The Canadian Securities Administrators (“CSA”) have published for comment proposed amendments to the early warning reporting regime in Canada, including to Multilateral Instrument 62-104 Take-Over Bids and Issuer Bids, National Instrument 62-103 Early Warning System and Related Take-Over Bid and Insider Reporting Issues and National Policy 62-203 Take-Over Bids and Issuer Bids. Comments on the proposed amendments are due June 12, 2013. In Ontario, it is anticipated that corresponding amendments will be proposed to be made to the Securities Act (Ontario) and Ontario Securities Commission Rule 62-504 Take-Over Bids and Issuer Bids.
The objective of the proposed amendments is to provide greater transparency about significant holdings of issuers’ securities by:
- reducing the early warning reporting threshold to 5%;
- requiring disclosure of both increases and decreases in ownership of at least 2%;
- proposing that certain equity derivative positions be included within the early warning calculation; and
- enhancing the content of the disclosure in the early warning disclosure to be filed.
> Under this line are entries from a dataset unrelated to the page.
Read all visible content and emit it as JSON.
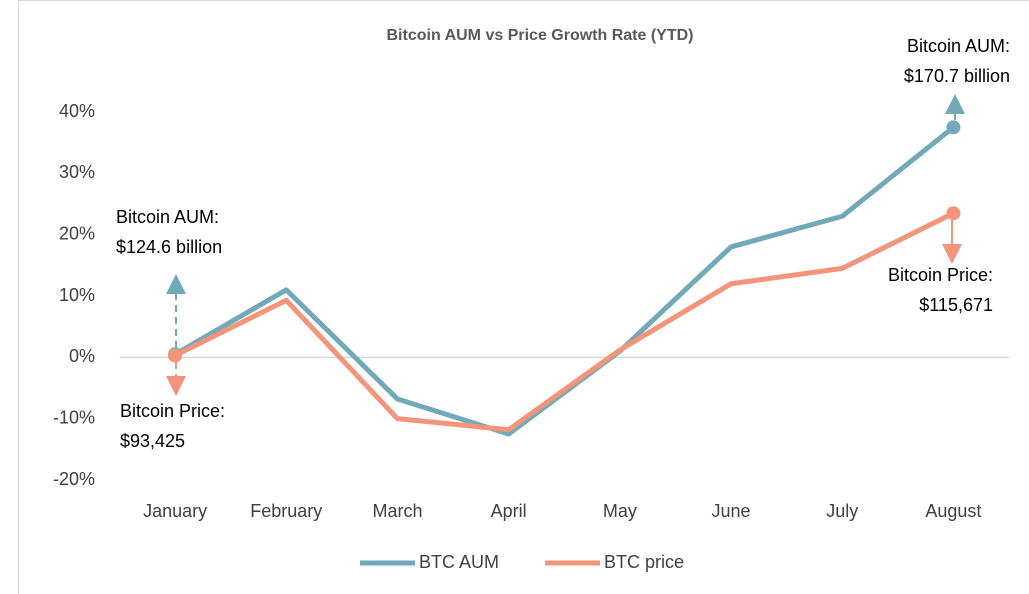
{
  "chart_data": {
    "type": "line",
    "title": "Bitcoin AUM vs Price Growth Rate (YTD)",
    "categories": [
      "January",
      "February",
      "March",
      "April",
      "May",
      "June",
      "July",
      "August"
    ],
    "series": [
      {
        "name": "BTC AUM",
        "color": "#72a9b9",
        "values": [
          0.5,
          11,
          -6.8,
          -12.5,
          1,
          18,
          23,
          37.5
        ]
      },
      {
        "name": "BTC price",
        "color": "#f4947a",
        "values": [
          0.3,
          9.3,
          -10,
          -11.8,
          1.2,
          12,
          14.5,
          23.5
        ]
      }
    ],
    "ylim": [
      -20,
      40
    ],
    "yticks": [
      {
        "value": -20,
        "label": "-20%"
      },
      {
        "value": -10,
        "label": "-10%"
      },
      {
        "value": 0,
        "label": "0%"
      },
      {
        "value": 10,
        "label": "10%"
      },
      {
        "value": 20,
        "label": "20%"
      },
      {
        "value": 30,
        "label": "30%"
      },
      {
        "value": 40,
        "label": "40%"
      }
    ],
    "legend": "bottom",
    "annotations": [
      {
        "lines": [
          "Bitcoin AUM:",
          "$124.6 billion"
        ]
      },
      {
        "lines": [
          "Bitcoin Price:",
          "$93,425"
        ]
      },
      {
        "lines": [
          "Bitcoin AUM:",
          "$170.7 billion"
        ]
      },
      {
        "lines": [
          "Bitcoin Price:",
          "$115,671"
        ]
      }
    ]
  }
}
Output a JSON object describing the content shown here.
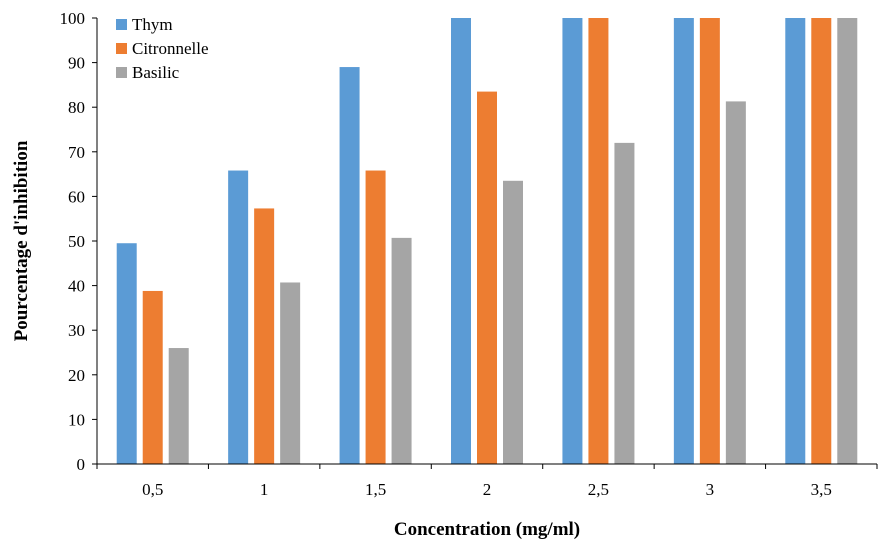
{
  "chart_data": {
    "type": "bar",
    "xlabel": "Concentration (mg/ml)",
    "ylabel": "Pourcentage d'inhibition",
    "categories": [
      "0,5",
      "1",
      "1,5",
      "2",
      "2,5",
      "3",
      "3,5"
    ],
    "ylim": [
      0,
      100
    ],
    "yticks": [
      0,
      10,
      20,
      30,
      40,
      50,
      60,
      70,
      80,
      90,
      100
    ],
    "grid": false,
    "legend_position": "top-left",
    "series": [
      {
        "name": "Thym",
        "color": "#5B9BD5",
        "values": [
          49.5,
          65.8,
          89,
          100,
          100,
          100,
          100
        ]
      },
      {
        "name": "Citronnelle",
        "color": "#ED7D31",
        "values": [
          38.8,
          57.3,
          65.8,
          83.5,
          100,
          100,
          100
        ]
      },
      {
        "name": "Basilic",
        "color": "#A5A5A5",
        "values": [
          26,
          40.7,
          50.7,
          63.5,
          72,
          81.3,
          100
        ]
      }
    ]
  }
}
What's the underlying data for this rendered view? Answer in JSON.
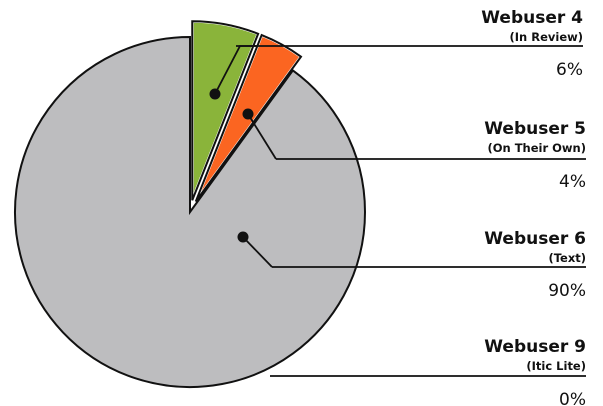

One of the key changes proposed by the CSA is to reduce the early warning reporting threshold to 5% from the current 10%.
The reality of increasing shareholder activism, the ability of a shareholder holding 5% to requisition a shareholders’ meeting and the possibility for a shareholder at the 5% level to influence control of an issuer, are, according to the CSA, some of the reasons why the early warning disclosure requirements should recognize that the accumulation of securities at the 5% threshold is relevant. The CSA also believes that a lower early warning reporting threshold will enhance market transparency by providing market participants with more information about the significant holders of an issuer’s securities.
Although the CSA is retaining the current 2% threshold for reporting further acquisitions, it is proposing to also specifically require disclosure of decreases in ownership of at least 2%. The CSA regards both increases and decreases in ownership to be of interest to the market (and therefore disclosable). Decreases in ownership to less than 5% would also need to be disclosed under the proposed amendments.
Equity Equivalent Derivatives
The use of sophisticated investment arrangements, in which the economic interest of an investor may not be reflected in actual ownership, or the economic interest of an investor may be decoupled from the voting rights held by the investor, has led to regulatory difficulties. The CSA has expressed concern that hidden ownership strategies and “empty voting” can significantly undermine the early warning regime and other disclosure requirements that are based on beneficial ownership and control or direction. In order to ensure that investors’ positions are fully disclosed, the proposed amendments require an investor to include “equity equivalent derivatives” when calculating whether the early warning reporting threshold has been reached.
According to the CSA, the term “equity equivalent derivatives” is intended to capture certain equity derivatives such as total return swaps, contracts for difference, and other derivatives that provide a notional long position that substantially replicates the economic consequences of ownership.
Under the proposed amendments, if an investor enters into an equity equivalent derivative that results in it having an economic position in an issuer that is equivalent to or greater than a 5% ownership position, the investor would be subject to the early warning requirements, regardless of whether the investor’s direct holdings in the securities of the issuer is less than 5%.
The CSA is proposing to amend the disclosure requirements in order to address concerns by market participants that the disclosure included under the current regime is inadequate and to improve reporting in the face of the growing use of derivatives. Under the proposed amendments, an investor subject to the early warning requirements must ensure that its early warning news releases and reports provide more detailed disclosure about:
- the purpose of the acquisition or disposition and any plans or future intentions which the investor may have;
- the acquiror’s actual economic interest in an issuer, as well as its voting interests (in the case of securities lending arrangements); and
- any related financial instruments and other arrangements with respect to the securities of the issuer into which the investor has entered.
Changes to Alternative Monthly Reporting Regime
The CSA are not proposing comprehensive reforms to the alternative monthly reporting regime for eligible institutional investors. Those may come later. However, some of the proposed amendments will apply to an eligible institutional investor reporting under the alternative monthly reporting regime. In addition, the proposed amendments will make the alternative monthly reporting regime unavailable for eligible institutional investors who solicit, or intend to solicit, proxies from security holders of a reporting issuer on matters relating to the election of directors of the reporting issuer or a reorganization, amalgamation, merger, arrangement or similar corporate action involving the securities of the reporting issuer.